Nearly 4,500 American and more than 100,000 Iraqi lives later, the objective now is simply to get out — and leave behind a country where democracy has at least a chance, where Iran does not dominate and where conditions may not be good but "good enough."
Even those modest goals may prove too ambitious after American forces leave and Iraq begins to chart its own course. How the Iraqis fare in the coming years will determine how history judges a war that became among the most politically contentious in American history.
Toppling Saddam was the easy part. Television images from the days following the March 20, 2003, start of the war made the conflict look relatively painless, like a certain type of Hollywood movie: American tanks speeding across the bleak and featureless Iraqi plains, huge blasts rattling Baghdad in the "shock and awe" bombing and the statue of the dictator tumbling down from his pedestal.
But Americans soon collided with the complex realities of an alien society few of them knew or understood. Who were the real power brokers? This ayatollah or that Sunni chief? What were the right buttons to push? America had its own ideas of the new Iraq. Did most Iraqis share them?
Places most Americans had never heard of in 2002, like Fallujah and Abu Ghraib, became household words. Saddam was captured nine months after the invasion. The war dragged on for eight more years. No WMD were ever found. And Iraq drained billions from America's treasury and diverted resources from Afghanistan, where the Taliban and al-Qaida rebounded after their defeat in the 2001 invasion.
In the early months, America's enemy was mostly Sunnis angry over the loss of power and prestige when their patron Saddam fell. In September 2007, the bloodiest year for U.S. troops, Shiite militias — part of a community that suffered terribly under Saddam — were responsible for three-quarters of the attacks in the Baghdad area that killed or wounded Americans, according to the then-No. 2 U.S. commander in Iraq, Lt. Gen. Ray Odierno.
Saddam had not tolerated al-Qaida. With Saddam gone and the country in chaos, al-Qaida in Iraq became the terror movement's largest and most dangerous franchise, drawing in fighters from North Africa to Asia for a war that lingers on through suicide bombings and assassinations, albeit at a lower intensity.
As American troops prepare to go home by Dec. 31, they leave behind a country still facing violence, with closer ties to the U.S. than Saddam had but still short of what Washington once envisioned. Iranian influence is on the rise. One of the few positive developments from the American viewpoint — a democratic toehold — is far from secure.
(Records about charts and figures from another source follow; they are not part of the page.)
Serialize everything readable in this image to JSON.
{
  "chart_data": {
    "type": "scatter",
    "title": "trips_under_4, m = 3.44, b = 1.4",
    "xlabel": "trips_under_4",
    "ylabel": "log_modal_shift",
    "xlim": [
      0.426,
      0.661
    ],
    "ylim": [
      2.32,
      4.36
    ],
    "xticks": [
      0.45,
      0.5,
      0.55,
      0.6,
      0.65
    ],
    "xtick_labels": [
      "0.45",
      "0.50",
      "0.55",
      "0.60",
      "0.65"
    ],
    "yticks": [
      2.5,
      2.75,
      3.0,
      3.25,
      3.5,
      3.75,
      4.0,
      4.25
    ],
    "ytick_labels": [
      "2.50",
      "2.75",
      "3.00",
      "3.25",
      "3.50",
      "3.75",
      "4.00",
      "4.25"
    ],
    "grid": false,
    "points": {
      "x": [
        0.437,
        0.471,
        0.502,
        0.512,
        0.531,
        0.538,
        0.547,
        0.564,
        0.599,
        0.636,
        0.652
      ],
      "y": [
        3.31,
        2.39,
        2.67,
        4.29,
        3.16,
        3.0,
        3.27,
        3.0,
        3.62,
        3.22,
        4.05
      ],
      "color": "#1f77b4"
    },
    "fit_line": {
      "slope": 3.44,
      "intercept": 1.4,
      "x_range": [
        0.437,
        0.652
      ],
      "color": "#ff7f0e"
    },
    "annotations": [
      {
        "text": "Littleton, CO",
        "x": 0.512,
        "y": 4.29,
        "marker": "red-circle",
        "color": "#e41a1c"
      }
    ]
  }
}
In 20-20 hindsight, the U.S. probably should have seen it coming. By 2003, communal rivalries and hatreds, fueled by years of Saddam's suppression of Kurds and Shiites, were brewing beneath the lid of a closed society cobbled together from the wreckage of the Ottoman Empire after World War I. Saddam's rule of terror kept all these passions in the pot. Lift the lid and the pot boils over. Remove Saddam and a new fight flares for the power that the ousted ruler and his Baath Party had monopolized for decades.
A day after Saddam's statue was hauled down in Baghdad, the U.S. arranged what was supposed to be a reconciliation meeting in the Shiite holy city of Najaf, bringing together prominent clerics from the majority Shiite sect eager for a dominant role in Iraq after the collapse of Saddam's Sunni-dominated rule.
One of them was Abdul-Majid al-Khoie, son of a revered ayatollah. Al-Khoie had fled to Britain during Saddam's crackdown against Shiites after the 1991 Gulf War. Now he and the other clerics were back in Iraq, freed from Saddam's yoke.